Business is booming for Portugal's merchants of military hardware
| Lisbon
Business is booming in warplanes, missiles, and helicopters for Portuguese arms traders like Luis Nogueira. This former in the Portuguese Marines is one of a handful of Lisbon-based arms dealers, many of whom have been in business for decades. At the first scent of war in the Gulf, several of them came scurrying around to the Iraqi Embassy, catalogues in hand, to peddle their wares.
Mr. Nogueira insists calmly but firmly that he sells no military hardware to anyone except the Portuguese armed forces.
He admits that earlier this year he gave the South Africans a design to convert water cannons for riot control into lethal instruments capable of transmitting high-voltage electric shocks through the jet of water. But that was just a favor for a friend.
Mr. Nogueira's family runs a string of arms-dealing companies from its office in a dingsy Lisbon office block and is frequently accused of shady dealings by the local press.
Informed sources in the arms trade allege that Mr. Nogueira arranged the sale of French antitank missiles and Belgian antiaircraft guns to Iraq last summer.
The merchants of military hardware are left untouched by the Lisbon government, which often uses them to procure equipment for its own armed forces and to find export markets for the country's state-owned defense industries. These manufacture light automatic weapons, mortars, bombs, mines, rockets, high-grade ammunition, and armored cars -- just the kinds of things that appeal to third-world governments in need of cheap and effective firepower.
Ninety-seven percent of Portugal's $46 million worth of arms exports last year went to developing countries and nearly half went to precariously unstable Bolivia.
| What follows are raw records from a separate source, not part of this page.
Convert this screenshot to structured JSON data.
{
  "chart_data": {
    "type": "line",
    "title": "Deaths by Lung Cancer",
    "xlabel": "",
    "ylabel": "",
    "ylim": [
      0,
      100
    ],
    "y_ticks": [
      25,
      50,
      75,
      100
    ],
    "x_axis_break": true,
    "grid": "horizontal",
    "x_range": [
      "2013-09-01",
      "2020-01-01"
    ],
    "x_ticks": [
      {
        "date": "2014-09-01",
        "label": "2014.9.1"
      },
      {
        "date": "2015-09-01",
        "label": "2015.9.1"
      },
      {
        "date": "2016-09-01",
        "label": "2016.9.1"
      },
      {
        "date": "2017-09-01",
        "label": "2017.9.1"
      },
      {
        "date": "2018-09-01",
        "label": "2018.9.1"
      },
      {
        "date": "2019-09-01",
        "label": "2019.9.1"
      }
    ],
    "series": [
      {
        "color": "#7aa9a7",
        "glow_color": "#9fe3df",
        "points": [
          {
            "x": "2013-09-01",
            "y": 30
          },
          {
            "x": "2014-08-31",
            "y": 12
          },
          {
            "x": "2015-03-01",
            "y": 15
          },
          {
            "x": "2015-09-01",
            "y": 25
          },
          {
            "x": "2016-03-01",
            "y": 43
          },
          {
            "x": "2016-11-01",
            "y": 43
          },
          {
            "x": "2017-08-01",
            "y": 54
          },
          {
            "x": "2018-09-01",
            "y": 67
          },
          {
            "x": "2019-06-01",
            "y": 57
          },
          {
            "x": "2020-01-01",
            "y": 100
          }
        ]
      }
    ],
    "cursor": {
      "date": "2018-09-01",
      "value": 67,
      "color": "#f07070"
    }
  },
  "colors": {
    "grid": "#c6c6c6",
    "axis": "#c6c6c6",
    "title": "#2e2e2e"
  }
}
The arms dealers divert a large slice of Portugal's official exports to clandestine customers as well.
Over the past two years, about $15 million worth of arms and ammunition issued with export licenses for Gabon, Thailand, and Pakistan has vanished after leavint the Lisbon dockside. It was never ordered by these countries nor delivered, but much is thought to end up in South Africa.
The Lisbon dealers' heyday was in the 1960s and early '70s, when they furnished Portugal's colonial Armu in Angola, mozambique, and Guinea Bissau with weapons and equipment for the 13-year war against black nationalist guerrilla movements.
Portugal's NATO allies frowned on the country's attempt to prolong a bygone imperial age, and the right-wing dictatorship then in power was forced to procure most of its arms clandestinely and set up its own military production lines.
International isolation brought Portugal closer to Israel, South Africa, and other countries shunned by the international community. Business for the officially encouraged arms trade boomed.
The 1974 revolution led to rapid decolonization and Portugal's return to democracy two years later, but the arms dealers maintained their contacts at home and abroad to good advantage. Arms- trade sources say dealers use their influential military friends to make phony foreign arms orders for the Portuguese armed forces.
The arms traders are looking forward to the massive expansion of the Portuguese armaments industry outlined recently by Defense Minister Adelino Armaro da Costa.
He said that Portugal planned to use its cheap labor and arms-manufacturing experience to turn out a new range of export-oriented military products. Portugal would soon launch naval frigates from its dockyards and set up assembly lines to build military aircraft, he said.
Mr. Amaro da Costa talks mainly in terms of exporting arms made under license to other NATO countries, but Portugal is the poor man of Western Europe, and foreign exchange from any quarter is welcome.
"If a country is not on our blacklist, there is no reason why we should stop arms from going there," the defense minister said.